Oxford Institute of Retail Management
OXIRM undertakes both commissioned and public domain research with direct relevance to practitioners but which nevertheless draws upon rigorous academic thinking. The main themes of research relate to those external influences affecting the retail industry, and below we provide some examples of our work in each of these areas.
Our most recent work on international retail performance has focused on generating realistic scenarios for the future development of a consumer society in India, especially in relation to the public policy and economic impacts on both the retail sector and consumer goods industries.
OXIRM's latest project in this area looks at the interactions between customer experience, business models and new technology which requires retailers to look beyone a multichannel mindset.

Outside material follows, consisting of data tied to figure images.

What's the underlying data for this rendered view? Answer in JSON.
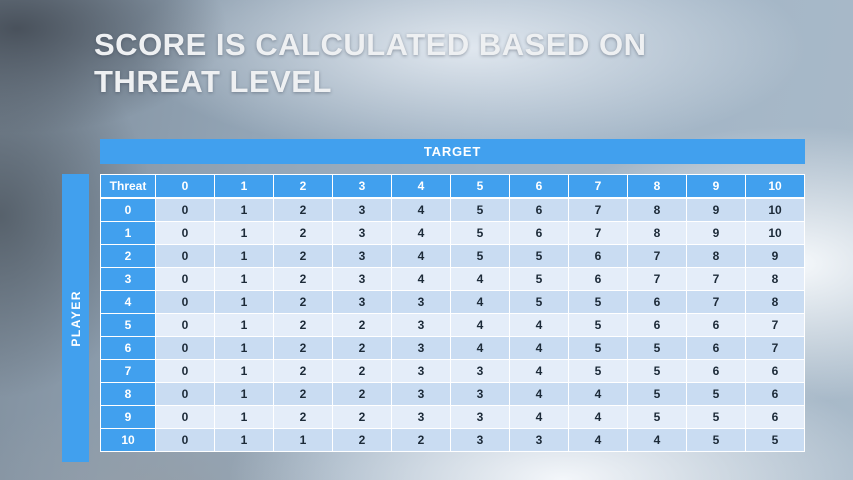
{
  "slide": {
    "title_line1": "SCORE IS CALCULATED BASED ON",
    "title_line2": "THREAT LEVEL"
  },
  "table": {
    "target_label": "TARGET",
    "player_label": "PLAYER",
    "corner_label": "Threat",
    "col_headers": [
      "0",
      "1",
      "2",
      "3",
      "4",
      "5",
      "6",
      "7",
      "8",
      "9",
      "10"
    ],
    "rows": [
      {
        "threat": "0",
        "values": [
          "0",
          "1",
          "2",
          "3",
          "4",
          "5",
          "6",
          "7",
          "8",
          "9",
          "10"
        ]
      },
      {
        "threat": "1",
        "values": [
          "0",
          "1",
          "2",
          "3",
          "4",
          "5",
          "6",
          "7",
          "8",
          "9",
          "10"
        ]
      },
      {
        "threat": "2",
        "values": [
          "0",
          "1",
          "2",
          "3",
          "4",
          "5",
          "5",
          "6",
          "7",
          "8",
          "9"
        ]
      },
      {
        "threat": "3",
        "values": [
          "0",
          "1",
          "2",
          "3",
          "4",
          "4",
          "5",
          "6",
          "7",
          "7",
          "8"
        ]
      },
      {
        "threat": "4",
        "values": [
          "0",
          "1",
          "2",
          "3",
          "3",
          "4",
          "5",
          "5",
          "6",
          "7",
          "8"
        ]
      },
      {
        "threat": "5",
        "values": [
          "0",
          "1",
          "2",
          "2",
          "3",
          "4",
          "4",
          "5",
          "6",
          "6",
          "7"
        ]
      },
      {
        "threat": "6",
        "values": [
          "0",
          "1",
          "2",
          "2",
          "3",
          "4",
          "4",
          "5",
          "5",
          "6",
          "7"
        ]
      },
      {
        "threat": "7",
        "values": [
          "0",
          "1",
          "2",
          "2",
          "3",
          "3",
          "4",
          "5",
          "5",
          "6",
          "6"
        ]
      },
      {
        "threat": "8",
        "values": [
          "0",
          "1",
          "2",
          "2",
          "3",
          "3",
          "4",
          "4",
          "5",
          "5",
          "6"
        ]
      },
      {
        "threat": "9",
        "values": [
          "0",
          "1",
          "2",
          "2",
          "3",
          "3",
          "4",
          "4",
          "5",
          "5",
          "6"
        ]
      },
      {
        "threat": "10",
        "values": [
          "0",
          "1",
          "1",
          "2",
          "2",
          "3",
          "3",
          "4",
          "4",
          "5",
          "5"
        ]
      }
    ]
  },
  "colors": {
    "accent_blue": "#41A0EE",
    "band_dark": "#C9DCF2",
    "band_light": "#E4EDF9",
    "data_text": "#1C2A38"
  },
  "chart_data": {
    "type": "table",
    "title": "Score is calculated based on threat level",
    "column_axis_label": "TARGET",
    "row_axis_label": "PLAYER",
    "row_header": "Threat",
    "columns": [
      0,
      1,
      2,
      3,
      4,
      5,
      6,
      7,
      8,
      9,
      10
    ],
    "rows": [
      {
        "threat": 0,
        "values": [
          0,
          1,
          2,
          3,
          4,
          5,
          6,
          7,
          8,
          9,
          10
        ]
      },
      {
        "threat": 1,
        "values": [
          0,
          1,
          2,
          3,
          4,
          5,
          6,
          7,
          8,
          9,
          10
        ]
      },
      {
        "threat": 2,
        "values": [
          0,
          1,
          2,
          3,
          4,
          5,
          5,
          6,
          7,
          8,
          9
        ]
      },
      {
        "threat": 3,
        "values": [
          0,
          1,
          2,
          3,
          4,
          4,
          5,
          6,
          7,
          7,
          8
        ]
      },
      {
        "threat": 4,
        "values": [
          0,
          1,
          2,
          3,
          3,
          4,
          5,
          5,
          6,
          7,
          8
        ]
      },
      {
        "threat": 5,
        "values": [
          0,
          1,
          2,
          2,
          3,
          4,
          4,
          5,
          6,
          6,
          7
        ]
      },
      {
        "threat": 6,
        "values": [
          0,
          1,
          2,
          2,
          3,
          4,
          4,
          5,
          5,
          6,
          7
        ]
      },
      {
        "threat": 7,
        "values": [
          0,
          1,
          2,
          2,
          3,
          3,
          4,
          5,
          5,
          6,
          6
        ]
      },
      {
        "threat": 8,
        "values": [
          0,
          1,
          2,
          2,
          3,
          3,
          4,
          4,
          5,
          5,
          6
        ]
      },
      {
        "threat": 9,
        "values": [
          0,
          1,
          2,
          2,
          3,
          3,
          4,
          4,
          5,
          5,
          6
        ]
      },
      {
        "threat": 10,
        "values": [
          0,
          1,
          1,
          2,
          2,
          3,
          3,
          4,
          4,
          5,
          5
        ]
      }
    ]
  }
}
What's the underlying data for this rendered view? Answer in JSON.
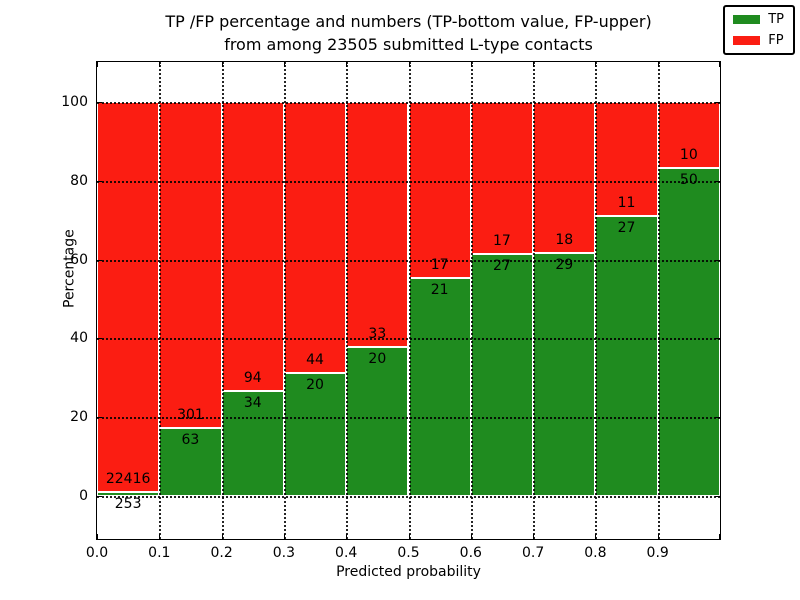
{
  "title": {
    "line1": "TP /FP percentage and numbers (TP-bottom value, FP-upper)",
    "line2": "from among 23505 submitted L-type contacts"
  },
  "chart_data": {
    "type": "bar",
    "stacked": true,
    "normalized_to": 100,
    "title": "TP /FP percentage and numbers (TP-bottom value, FP-upper)\nfrom among 23505 submitted L-type contacts",
    "xlabel": "Predicted probability",
    "ylabel": "Percentage",
    "total_contacts": 23505,
    "bin_width": 0.1,
    "categories": [
      "0.0-0.1",
      "0.1-0.2",
      "0.2-0.3",
      "0.3-0.4",
      "0.4-0.5",
      "0.5-0.6",
      "0.6-0.7",
      "0.7-0.8",
      "0.8-0.9",
      "0.9-1.0"
    ],
    "series": [
      {
        "name": "TP",
        "color": "#1f8b1f",
        "counts": [
          253,
          63,
          34,
          20,
          20,
          21,
          27,
          29,
          27,
          50
        ]
      },
      {
        "name": "FP",
        "color": "#fb1d12",
        "counts": [
          22416,
          301,
          94,
          44,
          33,
          17,
          17,
          18,
          11,
          10
        ]
      }
    ],
    "bar_height_rule": "TP segment height = tp/(tp+fp)*100 ; FP segment stacked above to 100",
    "xticks": [
      "0.0",
      "0.1",
      "0.2",
      "0.3",
      "0.4",
      "0.5",
      "0.6",
      "0.7",
      "0.8",
      "0.9"
    ],
    "yticks": [
      0,
      20,
      40,
      60,
      80,
      100
    ],
    "xlim": [
      0.0,
      1.0
    ],
    "ylim": [
      -10.9,
      110.1
    ],
    "grid": "dotted both axes",
    "legend_position": "upper right",
    "bar_edge_color": "#ffffff",
    "axis_color": "#000000"
  },
  "legend": {
    "items": [
      {
        "label": "TP",
        "color": "#1f8b1f"
      },
      {
        "label": "FP",
        "color": "#fb1d12"
      }
    ]
  }
}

We have had a longstanding interest in the impact of new forms of retail development and in the planning & policy environment for the sector worldwide. Our most recent project for ESRC addressed the changing geography of UK High Streets.
A supply chain that is sustainable financially, environmentally and socially should continue to promote good economic growth without a disproportionate increase in the amount of distribution traffic. OXIRM's interest in this area lies primarily in the areas of supply chain monitoring systems, supply chain resilience, and future trends.
Our engagement as co-investigators in ESRC's £7.9mn Consumer Datasafe project, with collaborators in UCL and the University of Liverpool, is a direct consequence of our interest and expertise in big data as it informs retailers' strategic decision-making.
OXIRM has a particular interest in innovation and entrepreneurship in retailing. Entrepreneurship is the lifeblood of the retail sector. Innovation in retailing is different and distinctive from that which takes place within conventional production companies - but is also more than simply service innovation. Our work here has ranged from developing the concept of value-driven service innovation with colleagues from BI-Oslo and Berkeley, to the provision of expert advice to the European Commission on the characteristcis and drivers of, and barriers to, retail innovation across Europe.
Fundamentally, retail innovation will only be successful if it can substantially improve customers’ quality of life throughout the shopping experience.